Power and Prosperity, by Mancur Olson

Power and Prosperity, by Mancur Olson

Recommended in The Economist, this is a book studying how economics relates to political systems. How does a society make the leap from unorganized tribe, to autocracy, to democracy? Olson studies how those in power benefit from each transition, demonstrating the economic incentive. Fascinating, easy-to-read book, as he has left all the heavy math to citations to economics papers. Olson, who died as he was finishing this book, wrote The Logic of Collective Action, apparently a seminal book on how interest groups form.

I don't have the book with me while I write this review, and it has been close to two months since I finished reading it, but I will list some of the observations that really struck me while reading this book. One caveat is that, since Olson is an economist, everything is treated as an economics problem (When all you've got is a hammer...). However, given that bias, I think he has some really interesting things to say.

Olson's account of how a society can progress towards democracy, explained solely in terms of individuals' self-interest, is compelling. It may be a bit simplistic, but it provides an overall structure within which many interesting observations can be made. I think that's what I thought was most interesting: Olson postulates only one force driving people, that being self-interest. By examining closely the incentives influencing a member of society, he uses this postulate to explain many behaviors.

For instance, he points out how democracies will inevitably be subverted by narrow interest groups, an effect which is obvious to any American. His explanation goes roughly as such: let's say that the interest group represents about 1% of society. Hence, it will feel 1% of any society-wide economic effects it induces.

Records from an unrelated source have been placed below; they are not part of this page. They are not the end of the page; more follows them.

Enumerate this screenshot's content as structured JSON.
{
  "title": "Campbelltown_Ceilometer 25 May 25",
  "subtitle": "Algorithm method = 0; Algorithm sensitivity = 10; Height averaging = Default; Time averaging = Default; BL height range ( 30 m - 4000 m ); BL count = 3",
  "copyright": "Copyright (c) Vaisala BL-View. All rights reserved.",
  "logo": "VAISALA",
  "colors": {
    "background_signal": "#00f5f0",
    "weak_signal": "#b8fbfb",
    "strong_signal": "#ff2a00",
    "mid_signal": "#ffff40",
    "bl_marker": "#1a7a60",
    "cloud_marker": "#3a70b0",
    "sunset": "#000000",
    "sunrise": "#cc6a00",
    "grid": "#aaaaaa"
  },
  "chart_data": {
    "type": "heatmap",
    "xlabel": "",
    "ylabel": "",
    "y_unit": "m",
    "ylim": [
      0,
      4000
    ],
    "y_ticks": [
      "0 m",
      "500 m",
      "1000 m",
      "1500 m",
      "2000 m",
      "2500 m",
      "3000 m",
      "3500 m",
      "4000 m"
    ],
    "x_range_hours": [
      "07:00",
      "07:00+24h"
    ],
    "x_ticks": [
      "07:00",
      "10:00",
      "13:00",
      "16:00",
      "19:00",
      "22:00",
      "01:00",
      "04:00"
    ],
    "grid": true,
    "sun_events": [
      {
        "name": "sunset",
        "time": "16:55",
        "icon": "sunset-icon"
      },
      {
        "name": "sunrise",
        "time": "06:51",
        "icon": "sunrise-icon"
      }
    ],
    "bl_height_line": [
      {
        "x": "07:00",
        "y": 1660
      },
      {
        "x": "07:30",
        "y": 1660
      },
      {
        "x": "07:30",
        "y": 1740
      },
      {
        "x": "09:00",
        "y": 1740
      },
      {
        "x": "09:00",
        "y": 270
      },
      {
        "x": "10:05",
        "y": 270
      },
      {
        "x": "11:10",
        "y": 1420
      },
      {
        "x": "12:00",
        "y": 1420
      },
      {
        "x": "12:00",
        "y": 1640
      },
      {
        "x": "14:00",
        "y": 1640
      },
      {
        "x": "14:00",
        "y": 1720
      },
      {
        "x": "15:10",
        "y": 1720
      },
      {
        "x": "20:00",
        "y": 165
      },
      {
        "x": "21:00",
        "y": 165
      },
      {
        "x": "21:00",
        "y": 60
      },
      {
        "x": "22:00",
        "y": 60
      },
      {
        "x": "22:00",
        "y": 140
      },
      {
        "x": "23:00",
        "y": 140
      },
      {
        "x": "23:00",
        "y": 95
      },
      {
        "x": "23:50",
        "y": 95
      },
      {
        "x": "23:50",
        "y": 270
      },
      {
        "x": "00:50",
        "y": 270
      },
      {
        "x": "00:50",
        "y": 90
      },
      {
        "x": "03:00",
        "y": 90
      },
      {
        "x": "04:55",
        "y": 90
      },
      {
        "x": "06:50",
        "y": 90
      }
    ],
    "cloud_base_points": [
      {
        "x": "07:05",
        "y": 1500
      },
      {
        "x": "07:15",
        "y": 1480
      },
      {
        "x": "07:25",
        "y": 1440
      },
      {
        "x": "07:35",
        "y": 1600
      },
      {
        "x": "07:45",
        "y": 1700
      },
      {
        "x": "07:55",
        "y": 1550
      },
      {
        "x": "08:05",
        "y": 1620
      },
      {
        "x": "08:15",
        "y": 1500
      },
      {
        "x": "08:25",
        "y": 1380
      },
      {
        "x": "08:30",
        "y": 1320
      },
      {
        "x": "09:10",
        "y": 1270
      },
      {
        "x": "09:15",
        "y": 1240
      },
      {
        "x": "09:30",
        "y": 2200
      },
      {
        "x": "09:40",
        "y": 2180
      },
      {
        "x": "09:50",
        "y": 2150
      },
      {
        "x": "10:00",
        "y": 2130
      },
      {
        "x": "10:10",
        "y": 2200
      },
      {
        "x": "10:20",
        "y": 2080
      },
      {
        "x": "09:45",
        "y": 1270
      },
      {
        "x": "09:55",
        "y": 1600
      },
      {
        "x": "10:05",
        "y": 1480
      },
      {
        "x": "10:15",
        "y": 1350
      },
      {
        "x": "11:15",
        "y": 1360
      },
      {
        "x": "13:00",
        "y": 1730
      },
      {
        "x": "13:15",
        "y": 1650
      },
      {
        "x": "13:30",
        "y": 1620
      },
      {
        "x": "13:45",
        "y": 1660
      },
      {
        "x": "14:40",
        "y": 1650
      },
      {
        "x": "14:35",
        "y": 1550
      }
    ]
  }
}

However, it will reap the benefit of 100% of any group-specific benefits it can arrange. In other words, its lobbying would have to be one hundred times as harmful to society as its perceived benefit before it is uneconomic for them to proceed. Narrower interest groups have even more incentive to harm society.

A similar problem arises in the area of public goods. Take a public good such as a fire department. This is of obvious benefit to everybody in society. In fact, its benefits are so manifest that people would be willing to pay more than their minimum share to create a fire department. And therein lies the problem. A situation has now been created where everybody would benefit from this public good, but not everybody needs to pay for it. A rational society member would thus try to position themselves as one of the ones that benefits, but does not pay for the public good. It's still valuable enough to everybody else that they will maintain it, and the member gets out of paying their share. It becomes a game of manipulation: if not enough people support it, then it doesn't happen and nobody gets the benefits, but as soon as there are enough people, everybody tries to get out of paying for it.

Olson details several other breakdowns of democracy in this vein which are fascinating. I won't go into each one here, since his book does a better job of describing them.

One last example that I thought was interesting was his examination of the Soviet economic system, its origins, and the legacy it left to now-struggling democracies overwhelmed with corruption. He points out that Stalin created an immensely efficient system, which served to create more wealth for the Soviet government (and therefore, Stalin), than any other system in history (Olson died in 1998 before Silicon Valley went really wacky :) ). By arranging incentives such that working a "normal" day gave workers a subsistence wage, but letting them keep a progressively larger percentage of their production as they worked overtime, the system encouraged all workers to produce an insane amount, of which the state kept an enormous percentage. However, without Stalin's guiding hand at the top, it quickly deteriorated into a system of corruption, where each level of the bureaucracy strove to keep as much of that production for themselves as possible. This endemic corruption contributed to the difficulties that the Soviet societies have had in changing to a market economy.

Golly. This is all from memory, without the book on hand, over a month after finishing it. So you can tell that it made quite an impression on me. It makes a lot of sense to me that, at the core, most people's decisions are driven by self-interest. It also points out the idea that to get a desired effect involves creating an incentive system which encourages that effect. This has been a running thought of mine recently (see my unformed thoughts), and I have been trying to figure out how such ideas could be put in place in a company.